Aslett was arrested on August 22. Among his immediate confessions was
that he was unable to sleep as he was "thinking about the dead man".
He had been smoking ice throughout his rampage, as well as smoking
heroin to calm down. He is serving life in prison. Matthew Gagalowicz

Gagalowicz had used drugs since his teens, but meth had become his
drug of choice by February 16, 2003, when he asked Ricky Mark Smith to
visit the Bulli house Gagalowicz was sharing with his girlfriend and
another couple. Within a week of moving in together the four friends
were pooling their Centrelink allowances to buy ice from Smith, 41.

With "the blood pounding in my head", Gagalowicz set upon Smith with a
baseball bat, smashing him in the head 12 times. Gagalowicz and his
housemates immediately injected themselves with the methamphetamine
Smith had brought. Gagalowicz dismembered Smith's body and buried it
in a shallow grave.

In the Supreme Court, Justice Michael Adams took into account
Gagalowicz's history of ice-induced psychoses and the fact that he was
impaired by the drug when he killed Smith. Gagalowicz pleaded guilty
to manslaughter and was sentenced to eight years in jail. The Court of
Criminal Appeal found this inadequate and increased it by two years.
Adrian John Van Boxtel

Twice in 2001, Van Boxtel attacked his former partner, Simone Snowden,
and her family. On April 27, 2002, Van Boxtel consumed some ice, which
a court later agreed had a significant effect on his behaviour.

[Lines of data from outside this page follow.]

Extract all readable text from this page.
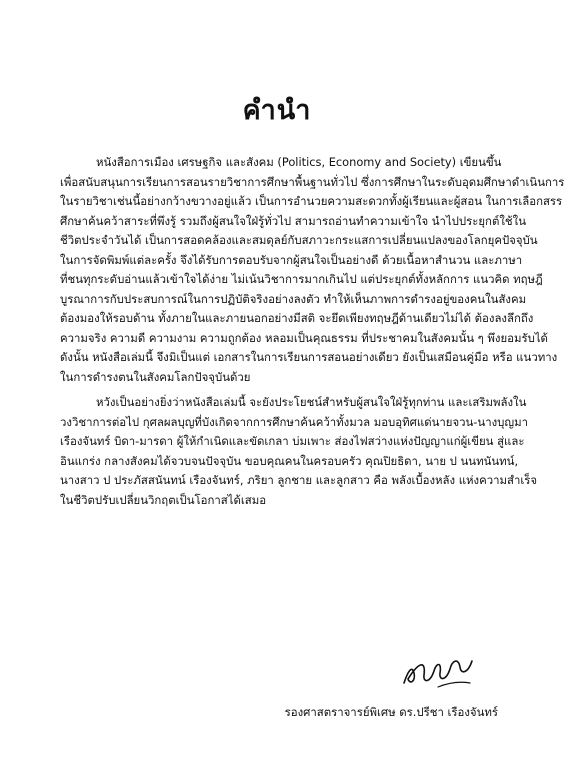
คำนำ
หนังสือการเมือง เศรษฐกิจ และสังคม (Politics, Economy and Society) เขียนขึ้น
เพื่อสนับสนุนการเรียนการสอนรายวิชาการศึกษาพื้นฐานทั่วไป ซึ่งการศึกษาในระดับอุดมศึกษาดำเนินการ
ในรายวิชาเช่นนี้อย่างกว้างขวางอยู่แล้ว เป็นการอำนวยความสะดวกทั้งผู้เรียนและผู้สอน ในการเลือกสรร
ศึกษาค้นคว้าสาระที่พึงรู้ รวมถึงผู้สนใจใฝ่รู้ทั่วไป สามารถอ่านทำความเข้าใจ นำไปประยุกต์ใช้ใน
ชีวิตประจำวันได้ เป็นการสอดคล้องและสมดุลย์กับสภาวะกระแสการเปลี่ยนแปลงของโลกยุคปัจจุบัน
ในการจัดพิมพ์แต่ละครั้ง จึงได้รับการตอบรับจากผู้สนใจเป็นอย่างดี ด้วยเนื้อหาสำนวน และภาษา
ที่ชนทุกระดับอ่านแล้วเข้าใจได้ง่าย ไม่เน้นวิชาการมากเกินไป แต่ประยุกต์ทั้งหลักการ แนวคิด ทฤษฎี
บูรณาการกับประสบการณ์ในการปฏิบัติจริงอย่างลงตัว ทำให้เห็นภาพการดำรงอยู่ของคนในสังคม
ต้องมองให้รอบด้าน ทั้งภายในและภายนอกอย่างมีสติ จะยึดเพียงทฤษฎีด้านเดียวไม่ได้ ต้องลงลึกถึง
ความจริง ความดี ความงาม ความถูกต้อง หลอมเป็นคุณธรรม ที่ประชาคมในสังคมนั้น ๆ พึงยอมรับได้
ดังนั้น หนังสือเล่มนี้ จึงมิเป็นแต่ เอกสารในการเรียนการสอนอย่างเดียว ยังเป็นเสมือนคู่มือ หรือ แนวทาง
ในการดำรงตนในสังคมโลกปัจจุบันด้วย
หวังเป็นอย่างยิ่งว่าหนังสือเล่มนี้ จะยังประโยชน์สำหรับผู้สนใจใฝ่รู้ทุกท่าน และเสริมพลังใน
วงวิชาการต่อไป กุศลผลบุญที่บังเกิดจากการศึกษาค้นคว้าทั้งมวล มอบอุทิศแด่นายจวน-นางบุญมา
เรืองจันทร์ บิดา-มารดา ผู้ให้กำเนิดและขัดเกลา บ่มเพาะ ส่องไฟสว่างแห่งปัญญาแก่ผู้เขียน สู่และ
อินแกร่ง กลางสังคมได้จวบจนปัจจุบัน ขอบคุณคนในครอบครัว คุณปิยธิดา, นาย ป นนทนันทน์,
นางสาว ป ประภัสสนันทน์ เรืองจันทร์, ภริยา ลูกชาย และลูกสาว คือ พลังเบื้องหลัง แห่งความสำเร็จ
ในชีวิตปรับเปลี่ยนวิกฤตเป็นโอกาสได้เสมอ
รองศาสตราจารย์พิเศษ ดร.ปรีชา เรืองจันทร์
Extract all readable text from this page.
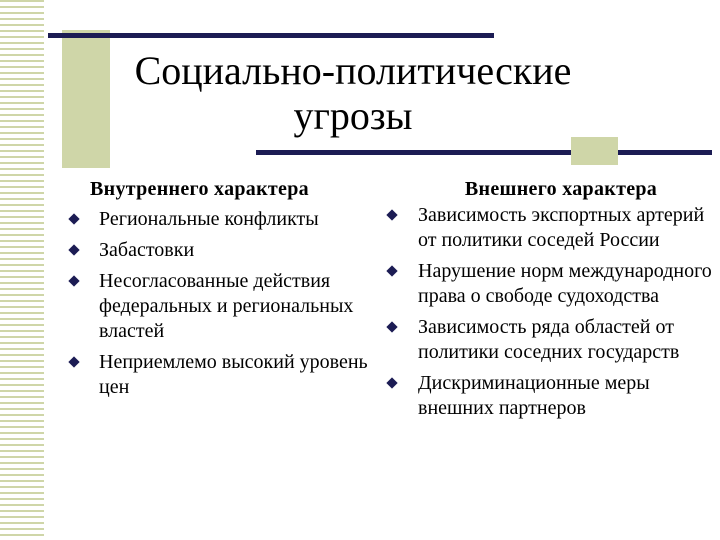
Социально-политические
угрозы
Внутреннего характера
Региональные конфликты
Забастовки
Несогласованные действия федеральных и региональных властей
Неприемлемо высокий уровень цен
Внешнего характера
Зависимость экспортных артерий от политики соседей России
Нарушение норм международного права о свободе судоходства
Зависимость ряда областей от политики соседних государств
Дискриминационные меры внешних партнеров
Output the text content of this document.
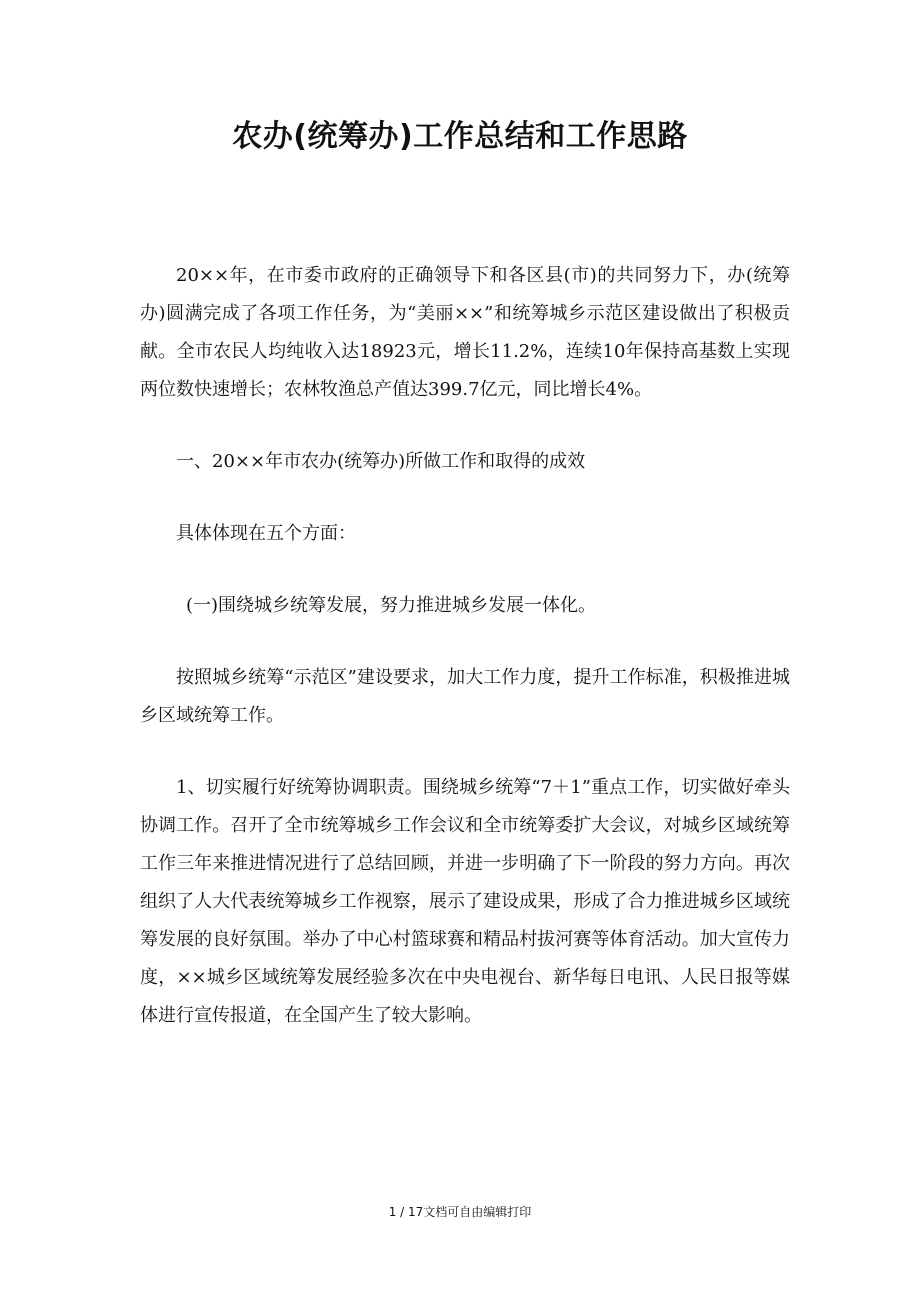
农办(统筹办)工作总结和工作思路

20××年，在市委市政府的正确领导下和各区县(市)的共同努力下，办(统筹办)圆满完成了各项工作任务，为“美丽××”和统筹城乡示范区建设做出了积极贡献。全市农民人均纯收入达18923元，增长11.2%，连续10年保持高基数上实现两位数快速增长；农林牧渔总产值达399.7亿元，同比增长4%。

一、20××年市农办(统筹办)所做工作和取得的成效

具体体现在五个方面：

(一)围绕城乡统筹发展，努力推进城乡发展一体化。

按照城乡统筹“示范区”建设要求，加大工作力度，提升工作标准，积极推进城乡区域统筹工作。

1、切实履行好统筹协调职责。围绕城乡统筹“7＋1”重点工作，切实做好牵头协调工作。召开了全市统筹城乡工作会议和全市统筹委扩大会议，对城乡区域统筹工作三年来推进情况进行了总结回顾，并进一步明确了下一阶段的努力方向。再次组织了人大代表统筹城乡工作视察，展示了建设成果，形成了合力推进城乡区域统筹发展的良好氛围。举办了中心村篮球赛和精品村拔河赛等体育活动。加大宣传力度，××城乡区域统筹发展经验多次在中央电视台、新华每日电讯、人民日报等媒体进行宣传报道，在全国产生了较大影响。

1 / 17文档可自由编辑打印
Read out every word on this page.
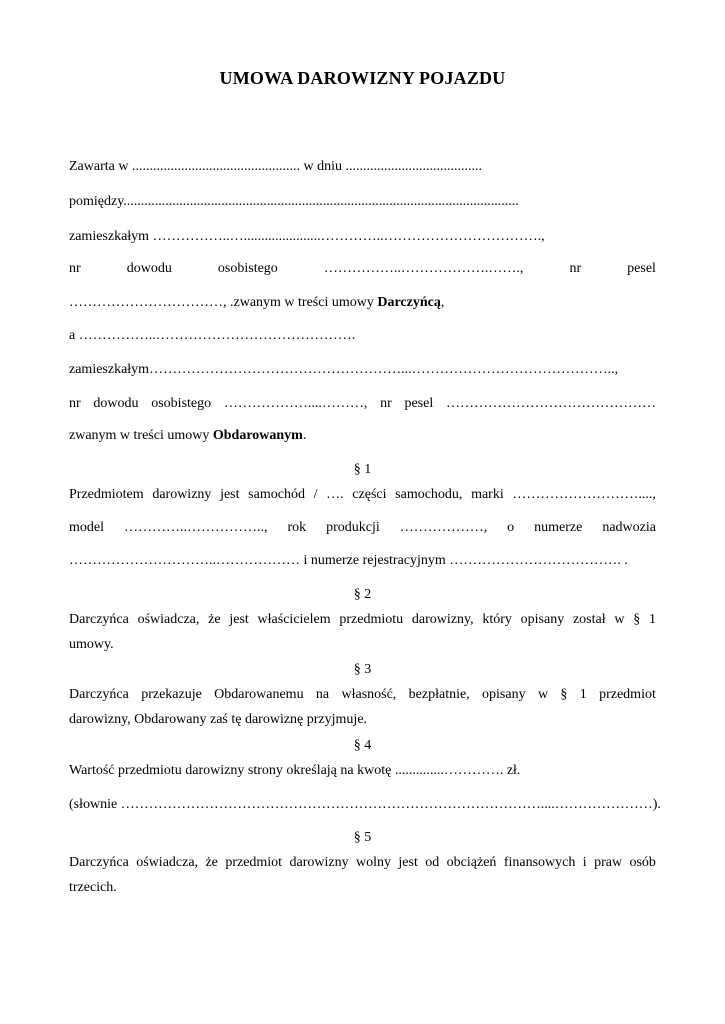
UMOWA DAROWIZNY POJAZDU
Zawarta w ................................................ w dniu .......................................
pomiędzy.................................................................................................................
zamieszkałym ……………..…......................…………..…………………………….,
nr	dowodu	osobistego	……………..……………….…….,	nr	pesel
……………………………, .zwanym w treści umowy Darczyńcą,
a ……………..…………………………………….
zamieszkałym………………………………………………...……………………………………..,
nr dowodu osobistego ………………....………, nr pesel ………………………………………
zwanym w treści umowy Obdarowanym.
§ 1
Przedmiotem darowizny jest samochód / …. części samochodu, marki ………………………....,
model …………..…………….., rok produkcji ………………, o numerze nadwozia
…………………………..……………… i numerze rejestracyjnym ………………………………. .
§ 2
Darczyńca oświadcza, że jest właścicielem przedmiotu darowizny, który opisany został w § 1
umowy.
§ 3
Darczyńca przekazuje Obdarowanemu na własność, bezpłatnie, opisany w § 1 przedmiot
darowizny, Obdarowany zaś tę darowiznę przyjmuje.
§ 4
Wartość przedmiotu darowizny strony określają na kwotę ..............…………. zł.
(słownie ………………………………………………………………………………....…………………).
§ 5
Darczyńca oświadcza, że przedmiot darowizny wolny jest od obciążeń finansowych i praw osób
trzecich.
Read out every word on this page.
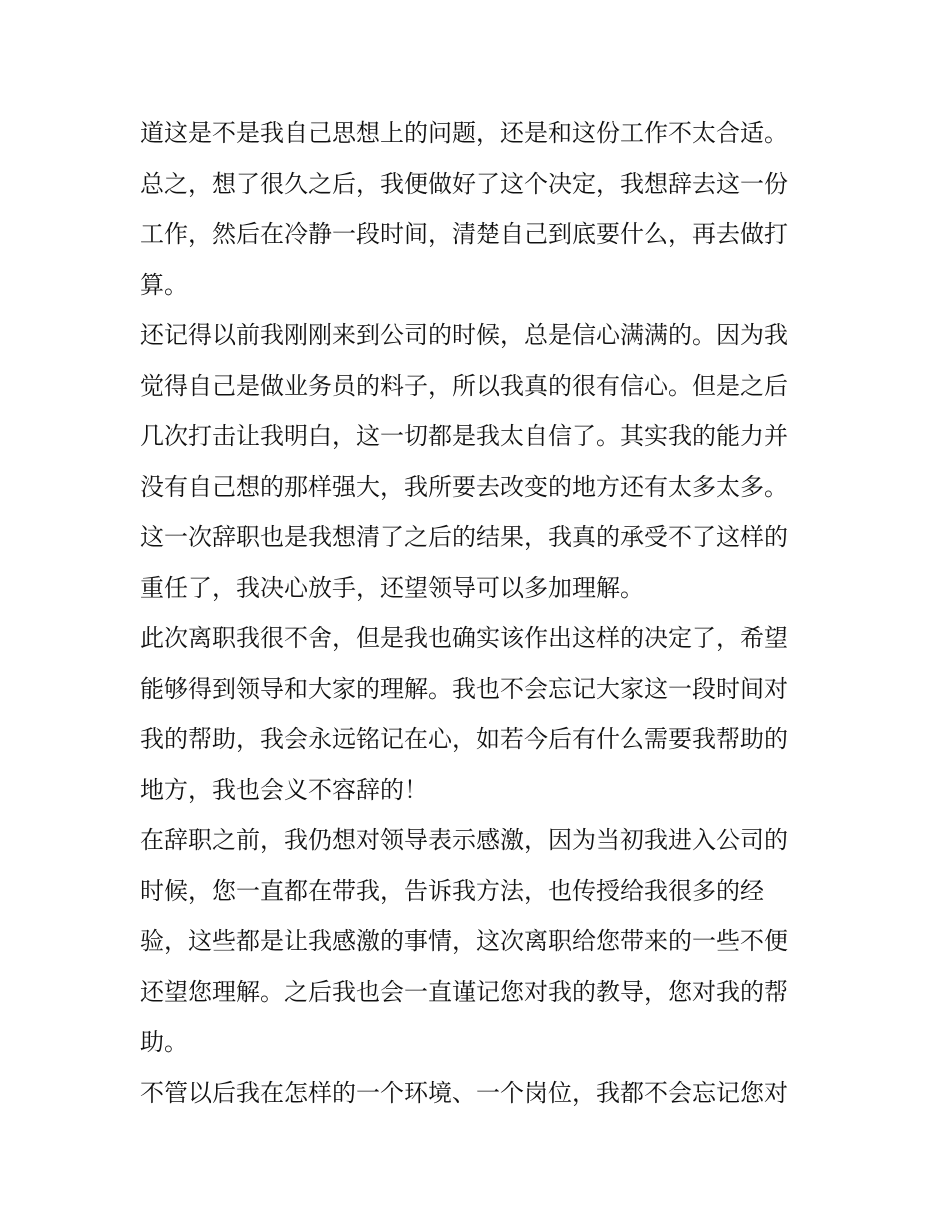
道这是不是我自己思想上的问题，还是和这份工作不太合适。
总之，想了很久之后，我便做好了这个决定，我想辞去这一份
工作，然后在冷静一段时间，清楚自己到底要什么，再去做打
算。
还记得以前我刚刚来到公司的时候，总是信心满满的。因为我
觉得自己是做业务员的料子，所以我真的很有信心。但是之后
几次打击让我明白，这一切都是我太自信了。其实我的能力并
没有自己想的那样强大，我所要去改变的地方还有太多太多。
这一次辞职也是我想清了之后的结果，我真的承受不了这样的
重任了，我决心放手，还望领导可以多加理解。
此次离职我很不舍，但是我也确实该作出这样的决定了，希望
能够得到领导和大家的理解。我也不会忘记大家这一段时间对
我的帮助，我会永远铭记在心，如若今后有什么需要我帮助的
地方，我也会义不容辞的！
在辞职之前，我仍想对领导表示感激，因为当初我进入公司的
时候，您一直都在带我，告诉我方法，也传授给我很多的经
验，这些都是让我感激的事情，这次离职给您带来的一些不便
还望您理解。之后我也会一直谨记您对我的教导，您对我的帮
助。
不管以后我在怎样的一个环境、一个岗位，我都不会忘记您对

Carrying a sawn-off shotgun, he was driven to Snowden's house and shot
her car. He then threatened to shoot a man for "causing trouble with"
Snowden, whom this man had never met.

Under the influence of ice, van Boxtel went on what counsel called "an
orgy of offending", including threatening to kill, false imprisonment,
aggravated burglary and intentionally causing injury. He was sentenced
to 8 1/2 years in jail.

THE toll inflicted by ice psychoses continues to mount. The Tamarama
financier Brendan Francis McMahon tortured rabbits while an ice addict
in 2005. Damien Anthony Peters murdered and dismembered two
acquaintances, Andrei Akai and Bevan Frost, in an ice-fuelled eruption
in his apartment in the Northcott flats, Surry Hills, in 2001.
Muhammed Kerbatieh claimed it was his addiction to ice that was
responsible for the sexual assaults of three schoolgirls in Melbourne
in 2001. Azzam Abdul Hamid was jailed for a succession of horrific
assaults on his de facto partners while a heavy methamphetamine user.
"Fired up", on his own admission, by methamphetamines, Gerald Douglas
Morrison stabbed his lover, the 58-year-old brothel owner and drug
dealer Jaynee Sheridan, and tried to kill her friend Gwenda Barty in
Sheridan's Adelaide house in 2004. Two teenage girls killed their
friend Eliza Davis in Western Australia last year after smoking ice.

These crimes lie at the extreme fringe of ice users, who number about
73,000, according to the National Drug and Alcohol Research Centre.
But as the growth of use appears to flatten out, it is the hardcore
users who are attracting the most attention from front-line workers
and researchers eager to explore options for better treatment.

The Drug and Alcohol Research Centre's Rebecca McKetin says that
although a clear causal relationship between a drug and homicidal
behaviour may never be found, "we certainly have enough evidence to
say that the drug is associated with violent behaviour, and enough to
target treatment".

She is studying the effect of treatment on long-term methamphetamine
users.

"We need better treatment options targeted to heavy users," she says.
"There are some encouraging signs [in the current study] of firm
improvement brought about if we are able to get heavy users into
treatment programs." What is ice?

Ice is a crystalline, purifed form of the stimulant methamphetamine,
which is usually smoked or injected. It is 80 to 90 per cent pure,
whereas "speed" is 10 to 15 per cent pure.